[pypy-dev] RE: type problems

holger krekel hpk at trillke.net
Sat Jul 12 23:42:02 MEST 2003


Hello Armin,

[Armin Rigo Sat, Jul 12, 2003 at 02:08:56PM -0700]
> Hello Hunter,
> 
> On Thu, Jul 10, 2003 at 05:32:05AM -0700, Hunter Peress wrote:
> > That may be a good idea.  I am currently hunting down a deeply
> > nested Exception problem and knowing which frames get created executing
> > which code helps in understanding what's going on.  Without lots of
> > print-statements this would be very difficult (not that it really gets
> > easy :-).

... not your fault, but Mr. Hunter Press cited me without proper
indication  ...

> There are several problems with the current way exceptions are printed. For
> example the tracebacks are incredibly long. This is due to the fact that a
> number of nested interpreter-level calls are needed for each application-level
> call. Internally, the OperationError can record which lines in the traceback
> correspond to which application-level call; the problem is mainly how to
> display it reasonably. Another problem is that application-level frames and
> multimethod calls are extremely confusing in the traceback -- you can't even
> know which multimethod was called, because they all involve the same code in
> multimethod.py.

It really depends on what you want to debug, e.g. opcodes, interpeter-level or 
object-space level stuff or interactions between all of this etc.
 
> I would suggest we add debugging commands in the code of pypy; something that
> would allow us to build a custom traceback, and also possibly record the call
> tree. I'm thinking about explicit "pypy.debug.enter/leave" calls around
> multimethod calls and calls to application-level functions.

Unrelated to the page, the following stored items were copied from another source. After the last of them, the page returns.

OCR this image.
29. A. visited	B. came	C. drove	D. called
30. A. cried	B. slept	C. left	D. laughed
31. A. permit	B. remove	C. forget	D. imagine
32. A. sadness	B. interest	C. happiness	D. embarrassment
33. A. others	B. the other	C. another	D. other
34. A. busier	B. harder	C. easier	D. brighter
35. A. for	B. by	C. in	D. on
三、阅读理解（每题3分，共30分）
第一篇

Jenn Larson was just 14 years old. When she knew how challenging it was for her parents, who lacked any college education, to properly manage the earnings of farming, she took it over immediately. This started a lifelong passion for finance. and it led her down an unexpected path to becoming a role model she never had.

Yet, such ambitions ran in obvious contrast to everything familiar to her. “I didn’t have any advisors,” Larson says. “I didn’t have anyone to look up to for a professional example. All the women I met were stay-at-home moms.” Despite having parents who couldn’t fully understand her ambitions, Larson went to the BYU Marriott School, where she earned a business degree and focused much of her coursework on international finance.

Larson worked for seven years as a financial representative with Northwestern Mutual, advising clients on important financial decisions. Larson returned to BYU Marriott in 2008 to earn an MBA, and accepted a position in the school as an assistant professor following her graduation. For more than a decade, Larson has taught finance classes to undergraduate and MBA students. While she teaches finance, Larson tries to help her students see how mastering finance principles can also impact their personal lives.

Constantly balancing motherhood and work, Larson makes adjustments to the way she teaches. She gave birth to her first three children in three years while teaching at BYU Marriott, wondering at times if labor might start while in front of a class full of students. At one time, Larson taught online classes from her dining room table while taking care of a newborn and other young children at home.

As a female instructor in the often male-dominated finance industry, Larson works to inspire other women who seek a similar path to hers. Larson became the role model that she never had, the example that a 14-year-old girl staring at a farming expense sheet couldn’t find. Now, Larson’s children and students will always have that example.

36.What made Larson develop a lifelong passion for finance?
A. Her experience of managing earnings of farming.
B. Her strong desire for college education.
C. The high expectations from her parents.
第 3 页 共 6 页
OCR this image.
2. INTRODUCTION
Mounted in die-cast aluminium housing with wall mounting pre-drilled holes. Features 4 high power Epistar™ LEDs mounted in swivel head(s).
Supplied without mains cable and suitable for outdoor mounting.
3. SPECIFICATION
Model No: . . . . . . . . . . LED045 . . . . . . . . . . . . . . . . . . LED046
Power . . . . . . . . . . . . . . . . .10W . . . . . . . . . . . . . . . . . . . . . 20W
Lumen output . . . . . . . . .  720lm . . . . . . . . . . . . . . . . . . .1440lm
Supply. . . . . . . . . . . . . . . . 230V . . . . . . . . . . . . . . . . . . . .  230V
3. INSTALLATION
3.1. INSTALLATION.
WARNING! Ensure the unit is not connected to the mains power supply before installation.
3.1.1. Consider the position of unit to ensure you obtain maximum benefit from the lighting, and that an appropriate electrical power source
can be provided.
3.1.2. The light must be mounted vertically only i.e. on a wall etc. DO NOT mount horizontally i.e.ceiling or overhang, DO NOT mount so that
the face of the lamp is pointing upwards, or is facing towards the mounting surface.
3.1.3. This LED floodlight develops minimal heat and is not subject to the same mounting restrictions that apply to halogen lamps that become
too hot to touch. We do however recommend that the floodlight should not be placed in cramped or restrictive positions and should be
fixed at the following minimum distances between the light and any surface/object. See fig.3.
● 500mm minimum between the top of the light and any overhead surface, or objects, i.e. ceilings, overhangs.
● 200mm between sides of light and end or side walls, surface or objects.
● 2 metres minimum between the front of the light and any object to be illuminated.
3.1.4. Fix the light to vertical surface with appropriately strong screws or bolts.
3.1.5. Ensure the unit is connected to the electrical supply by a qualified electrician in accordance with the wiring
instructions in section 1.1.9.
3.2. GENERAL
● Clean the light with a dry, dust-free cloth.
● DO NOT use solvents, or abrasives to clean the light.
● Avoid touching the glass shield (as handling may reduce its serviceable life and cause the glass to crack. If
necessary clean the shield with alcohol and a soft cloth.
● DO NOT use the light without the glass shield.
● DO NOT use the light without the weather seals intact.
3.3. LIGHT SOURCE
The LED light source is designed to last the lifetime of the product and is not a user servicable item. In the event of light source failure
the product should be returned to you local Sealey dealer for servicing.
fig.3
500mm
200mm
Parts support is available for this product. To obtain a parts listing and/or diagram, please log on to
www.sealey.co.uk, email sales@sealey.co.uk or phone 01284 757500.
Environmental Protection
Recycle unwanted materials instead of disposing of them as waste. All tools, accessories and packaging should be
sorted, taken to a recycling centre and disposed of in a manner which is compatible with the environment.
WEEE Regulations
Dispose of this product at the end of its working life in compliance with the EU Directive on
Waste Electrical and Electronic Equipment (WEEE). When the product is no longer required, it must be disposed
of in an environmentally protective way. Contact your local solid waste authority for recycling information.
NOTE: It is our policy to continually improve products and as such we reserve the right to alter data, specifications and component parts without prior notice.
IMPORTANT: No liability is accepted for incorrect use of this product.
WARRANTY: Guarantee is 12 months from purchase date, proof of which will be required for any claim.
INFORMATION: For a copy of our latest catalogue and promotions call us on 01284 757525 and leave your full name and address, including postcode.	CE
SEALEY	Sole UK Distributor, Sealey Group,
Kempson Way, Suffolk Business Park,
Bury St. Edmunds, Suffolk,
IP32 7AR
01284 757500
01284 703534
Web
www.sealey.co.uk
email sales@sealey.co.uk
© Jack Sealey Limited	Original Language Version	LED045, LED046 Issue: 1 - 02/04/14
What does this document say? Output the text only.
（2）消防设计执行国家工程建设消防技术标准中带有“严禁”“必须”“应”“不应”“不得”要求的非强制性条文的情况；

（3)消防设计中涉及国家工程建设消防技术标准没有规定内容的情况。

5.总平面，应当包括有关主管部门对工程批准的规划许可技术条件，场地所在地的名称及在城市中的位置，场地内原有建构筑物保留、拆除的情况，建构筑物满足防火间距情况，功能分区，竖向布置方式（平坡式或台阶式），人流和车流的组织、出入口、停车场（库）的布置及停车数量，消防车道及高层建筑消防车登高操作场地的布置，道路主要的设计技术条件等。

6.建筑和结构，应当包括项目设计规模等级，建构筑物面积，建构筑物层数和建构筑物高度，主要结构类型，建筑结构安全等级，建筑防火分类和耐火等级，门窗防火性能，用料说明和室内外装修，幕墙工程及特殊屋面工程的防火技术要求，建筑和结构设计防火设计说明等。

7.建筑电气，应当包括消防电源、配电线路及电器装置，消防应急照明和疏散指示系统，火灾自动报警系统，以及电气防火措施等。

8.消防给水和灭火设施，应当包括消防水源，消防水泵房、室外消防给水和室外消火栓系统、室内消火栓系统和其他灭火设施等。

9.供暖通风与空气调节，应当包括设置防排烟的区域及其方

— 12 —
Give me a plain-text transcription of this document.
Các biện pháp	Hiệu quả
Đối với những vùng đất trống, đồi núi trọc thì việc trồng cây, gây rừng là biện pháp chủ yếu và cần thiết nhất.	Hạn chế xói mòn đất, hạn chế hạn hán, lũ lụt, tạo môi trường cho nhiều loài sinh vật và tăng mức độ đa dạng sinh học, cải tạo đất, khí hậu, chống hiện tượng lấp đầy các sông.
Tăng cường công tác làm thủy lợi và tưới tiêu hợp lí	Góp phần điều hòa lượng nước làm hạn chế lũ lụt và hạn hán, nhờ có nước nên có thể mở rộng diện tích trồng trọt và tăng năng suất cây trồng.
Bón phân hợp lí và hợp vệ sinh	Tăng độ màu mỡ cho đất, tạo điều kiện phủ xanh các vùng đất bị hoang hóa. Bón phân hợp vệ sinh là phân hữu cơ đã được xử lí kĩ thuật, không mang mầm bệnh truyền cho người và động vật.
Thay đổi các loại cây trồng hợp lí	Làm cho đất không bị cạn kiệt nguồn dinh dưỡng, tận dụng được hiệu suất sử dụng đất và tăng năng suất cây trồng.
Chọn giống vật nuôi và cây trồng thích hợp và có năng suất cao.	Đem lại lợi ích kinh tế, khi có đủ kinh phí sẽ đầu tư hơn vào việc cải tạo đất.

I think that having easy-to-use "aspect-oriented" traces would be nice. 
Actually i'd like to say:

    def __init__(self):
        t = functrace('frame construction')

        t.dump('self.co_*') # or so

    def eval_code(self):
        t = functrace('frame')

and this means that 

1) functrace gets the name of the function by relying on 'self' beeing in
   the parent's frame locals (you may explicitely specify that of course)

2) the given strings are the "aspects" which you can use to parametrize
   what is beeing displayed 

3) we rely on DECREF(t) when the scope is left (you don't want to 
   do a try-finally block all the time, do you?). or alternatively 
   call "t.close()" explicitely 

such a mechanism - reyling somewhat on introspection - would allow for
a pretty flexible tracing parametrization depending on what you want
to debug.  

> Customizing pdb also looks like a good idea. Uncaught exceptions should
> automatically throw us into our debugger.

Didn't Michael already do something like that?